Mildred B. Cooper Memorial Chapel
Bella Vista, Arkansas
After meeting Wright at a convention, E. Fay Jones became his apprentice at the famed Taliesin East for the next decade. A native of Arkansas, Jones designed this nondenominational chapel, constructed in 1988, in his home state alongside partner Maurice Jennings. Perched on a wooded hillside along Lake Norwood, it features nearly 4,500 square feet of glass, and the open-air design includes towering Gothic arches of ethereal wood and stone that nod to the surrounding Ozark landscape. Jones, who admired Wright’s organic aesthetic, used a similar design for Thorncrown Chapel just outside Eureka Springs.

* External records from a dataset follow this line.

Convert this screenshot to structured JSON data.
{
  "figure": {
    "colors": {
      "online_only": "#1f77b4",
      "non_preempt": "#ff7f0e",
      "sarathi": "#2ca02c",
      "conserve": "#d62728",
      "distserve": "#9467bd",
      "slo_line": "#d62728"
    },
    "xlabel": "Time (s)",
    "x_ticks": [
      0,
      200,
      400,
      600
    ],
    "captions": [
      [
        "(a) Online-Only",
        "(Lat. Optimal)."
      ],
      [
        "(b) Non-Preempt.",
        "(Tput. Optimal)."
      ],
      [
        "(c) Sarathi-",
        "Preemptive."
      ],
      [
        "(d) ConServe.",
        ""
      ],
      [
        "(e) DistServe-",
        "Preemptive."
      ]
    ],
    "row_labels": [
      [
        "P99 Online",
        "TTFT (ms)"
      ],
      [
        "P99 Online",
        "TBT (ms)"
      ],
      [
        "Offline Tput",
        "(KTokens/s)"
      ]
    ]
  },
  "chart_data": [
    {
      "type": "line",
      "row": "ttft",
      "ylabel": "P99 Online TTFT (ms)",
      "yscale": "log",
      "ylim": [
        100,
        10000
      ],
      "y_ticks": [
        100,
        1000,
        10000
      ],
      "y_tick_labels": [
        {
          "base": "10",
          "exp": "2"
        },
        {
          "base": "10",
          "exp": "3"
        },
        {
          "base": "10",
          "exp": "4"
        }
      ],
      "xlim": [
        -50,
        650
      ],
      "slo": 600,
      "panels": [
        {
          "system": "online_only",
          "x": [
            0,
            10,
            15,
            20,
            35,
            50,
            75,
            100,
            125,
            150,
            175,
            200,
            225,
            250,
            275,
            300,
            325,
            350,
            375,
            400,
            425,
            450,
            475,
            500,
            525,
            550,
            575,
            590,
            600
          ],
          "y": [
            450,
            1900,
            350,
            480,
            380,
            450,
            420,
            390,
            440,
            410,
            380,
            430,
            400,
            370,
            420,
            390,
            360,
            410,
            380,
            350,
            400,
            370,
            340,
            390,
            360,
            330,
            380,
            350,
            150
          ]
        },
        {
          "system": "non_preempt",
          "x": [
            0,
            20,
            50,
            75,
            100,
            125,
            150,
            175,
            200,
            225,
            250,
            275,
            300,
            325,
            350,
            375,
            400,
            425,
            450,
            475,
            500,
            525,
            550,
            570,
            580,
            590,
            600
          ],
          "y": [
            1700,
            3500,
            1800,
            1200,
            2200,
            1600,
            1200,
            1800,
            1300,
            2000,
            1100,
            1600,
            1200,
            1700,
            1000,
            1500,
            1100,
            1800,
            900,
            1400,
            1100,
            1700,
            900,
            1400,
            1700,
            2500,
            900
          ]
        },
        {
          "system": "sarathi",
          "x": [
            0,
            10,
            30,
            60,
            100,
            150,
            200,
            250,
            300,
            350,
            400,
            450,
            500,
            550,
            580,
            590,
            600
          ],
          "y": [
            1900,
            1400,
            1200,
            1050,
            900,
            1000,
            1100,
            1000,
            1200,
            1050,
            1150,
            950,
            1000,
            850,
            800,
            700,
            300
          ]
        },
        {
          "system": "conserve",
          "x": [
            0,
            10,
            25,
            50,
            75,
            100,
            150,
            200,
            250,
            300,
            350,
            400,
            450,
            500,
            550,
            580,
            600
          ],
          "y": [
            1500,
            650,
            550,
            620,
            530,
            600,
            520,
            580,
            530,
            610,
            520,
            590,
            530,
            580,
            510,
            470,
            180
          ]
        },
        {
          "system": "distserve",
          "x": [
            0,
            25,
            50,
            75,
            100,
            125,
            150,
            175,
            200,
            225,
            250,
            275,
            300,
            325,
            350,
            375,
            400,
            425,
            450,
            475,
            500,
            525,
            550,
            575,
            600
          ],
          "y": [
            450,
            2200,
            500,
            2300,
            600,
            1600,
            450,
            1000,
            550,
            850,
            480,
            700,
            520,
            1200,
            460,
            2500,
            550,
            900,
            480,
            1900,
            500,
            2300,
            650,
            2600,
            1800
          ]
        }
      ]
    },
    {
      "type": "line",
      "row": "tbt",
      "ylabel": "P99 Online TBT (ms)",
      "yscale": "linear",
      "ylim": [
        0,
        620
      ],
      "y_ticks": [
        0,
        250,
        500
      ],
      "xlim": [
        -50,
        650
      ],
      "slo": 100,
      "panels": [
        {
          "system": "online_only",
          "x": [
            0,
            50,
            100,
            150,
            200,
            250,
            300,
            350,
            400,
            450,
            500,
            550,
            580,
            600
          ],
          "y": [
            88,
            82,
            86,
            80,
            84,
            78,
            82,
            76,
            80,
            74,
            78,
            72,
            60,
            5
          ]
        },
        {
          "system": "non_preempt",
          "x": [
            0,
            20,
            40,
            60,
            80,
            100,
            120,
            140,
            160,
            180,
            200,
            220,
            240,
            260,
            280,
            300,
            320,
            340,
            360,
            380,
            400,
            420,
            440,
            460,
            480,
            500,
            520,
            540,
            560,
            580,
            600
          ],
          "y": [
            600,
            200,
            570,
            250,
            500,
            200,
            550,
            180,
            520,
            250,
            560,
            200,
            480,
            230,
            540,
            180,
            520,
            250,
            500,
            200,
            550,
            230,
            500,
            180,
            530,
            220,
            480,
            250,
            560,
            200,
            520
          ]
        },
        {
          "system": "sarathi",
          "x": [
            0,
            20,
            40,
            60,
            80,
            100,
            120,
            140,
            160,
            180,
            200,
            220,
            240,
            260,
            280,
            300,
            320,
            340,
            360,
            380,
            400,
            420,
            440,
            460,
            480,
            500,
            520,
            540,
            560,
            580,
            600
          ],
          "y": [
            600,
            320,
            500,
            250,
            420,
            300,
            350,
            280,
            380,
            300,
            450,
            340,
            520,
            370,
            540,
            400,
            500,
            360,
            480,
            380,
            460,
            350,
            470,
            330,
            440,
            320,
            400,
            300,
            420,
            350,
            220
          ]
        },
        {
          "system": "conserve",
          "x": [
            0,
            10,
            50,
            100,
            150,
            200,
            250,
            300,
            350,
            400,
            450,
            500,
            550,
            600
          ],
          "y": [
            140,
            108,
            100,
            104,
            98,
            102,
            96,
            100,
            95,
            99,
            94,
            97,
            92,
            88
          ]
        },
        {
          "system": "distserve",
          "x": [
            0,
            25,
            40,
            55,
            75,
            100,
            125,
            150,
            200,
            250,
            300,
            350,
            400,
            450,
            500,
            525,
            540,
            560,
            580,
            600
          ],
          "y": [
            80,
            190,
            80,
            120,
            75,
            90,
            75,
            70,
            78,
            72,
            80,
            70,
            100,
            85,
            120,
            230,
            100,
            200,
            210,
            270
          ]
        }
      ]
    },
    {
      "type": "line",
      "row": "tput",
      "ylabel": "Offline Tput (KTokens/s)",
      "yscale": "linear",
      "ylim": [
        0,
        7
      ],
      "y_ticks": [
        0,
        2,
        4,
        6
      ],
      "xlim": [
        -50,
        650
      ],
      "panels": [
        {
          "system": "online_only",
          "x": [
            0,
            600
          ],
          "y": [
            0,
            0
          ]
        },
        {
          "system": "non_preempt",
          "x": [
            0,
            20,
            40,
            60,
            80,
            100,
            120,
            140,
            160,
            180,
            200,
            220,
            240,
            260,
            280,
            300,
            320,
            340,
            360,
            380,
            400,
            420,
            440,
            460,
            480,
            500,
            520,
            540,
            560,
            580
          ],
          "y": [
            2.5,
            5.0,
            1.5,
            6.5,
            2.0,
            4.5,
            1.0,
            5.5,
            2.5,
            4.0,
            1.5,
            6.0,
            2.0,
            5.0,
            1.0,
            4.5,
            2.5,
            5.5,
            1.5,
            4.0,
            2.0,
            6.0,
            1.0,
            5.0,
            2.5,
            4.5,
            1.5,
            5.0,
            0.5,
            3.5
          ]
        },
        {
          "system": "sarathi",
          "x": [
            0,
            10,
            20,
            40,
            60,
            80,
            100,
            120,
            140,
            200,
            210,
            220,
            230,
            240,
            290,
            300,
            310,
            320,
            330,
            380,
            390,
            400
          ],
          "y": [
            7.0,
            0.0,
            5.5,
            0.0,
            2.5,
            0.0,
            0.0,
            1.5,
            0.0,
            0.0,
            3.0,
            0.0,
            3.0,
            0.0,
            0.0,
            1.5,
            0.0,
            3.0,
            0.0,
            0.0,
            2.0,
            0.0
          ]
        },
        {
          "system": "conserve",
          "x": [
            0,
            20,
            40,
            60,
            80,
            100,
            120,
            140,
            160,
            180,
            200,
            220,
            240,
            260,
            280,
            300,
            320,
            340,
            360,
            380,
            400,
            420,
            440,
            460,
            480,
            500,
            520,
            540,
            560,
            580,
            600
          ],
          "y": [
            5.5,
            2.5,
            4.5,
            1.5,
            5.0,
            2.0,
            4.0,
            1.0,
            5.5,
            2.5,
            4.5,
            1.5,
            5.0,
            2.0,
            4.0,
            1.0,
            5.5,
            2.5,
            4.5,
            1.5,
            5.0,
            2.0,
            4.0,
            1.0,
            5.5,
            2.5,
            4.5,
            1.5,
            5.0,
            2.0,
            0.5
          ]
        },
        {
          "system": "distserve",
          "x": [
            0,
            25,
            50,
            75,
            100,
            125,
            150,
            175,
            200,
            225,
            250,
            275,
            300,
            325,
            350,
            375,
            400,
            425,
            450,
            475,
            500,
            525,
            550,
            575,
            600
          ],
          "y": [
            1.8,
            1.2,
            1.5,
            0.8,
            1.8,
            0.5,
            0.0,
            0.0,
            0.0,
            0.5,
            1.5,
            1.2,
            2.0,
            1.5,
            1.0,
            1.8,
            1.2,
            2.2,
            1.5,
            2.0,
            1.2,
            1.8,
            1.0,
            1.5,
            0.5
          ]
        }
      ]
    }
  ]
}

The John B. Begley Chapel at Lindsey Wilson College
Columbia, Kentucky

E. Fay Jones also used his apprentice experience to design the John B. Begley Chapel, which stands at the center of Lindsey Wilson College and weaves agrarian design elements into the traditional red-brick building campus. Duane Bonifer, a longtime college employee and currently an assistant to the president of the college, worked on the project with Jones. “While Jones drove around the region,” Bonifer says, “the one architectural style he noticed was the silo, so he decided to have that be reflected in his design. And because he considered himself to be a ‘cathedral builder born five hundred years too late,’ Jones said he wanted the building to have a Neo-Gothic style—which explains the three crowns, which some people call domes, as well as the high ceilings.”
Bonifer says the chapel reminds people of their place in the world. “In true Frank Lloyd Wright style, form follows function in the sanctuary…When [visitors] enter the sanctuary, their heads are always lifted up. In fact, whenever I give a tour of the chapel, I like to be about twenty steps into the sanctuary so I can watch everyone’s heads jerk up to the skylight. Fay Jones said that was to remind people right away that there is a larger being in the universe and we are to contemplate our place and duty in it.”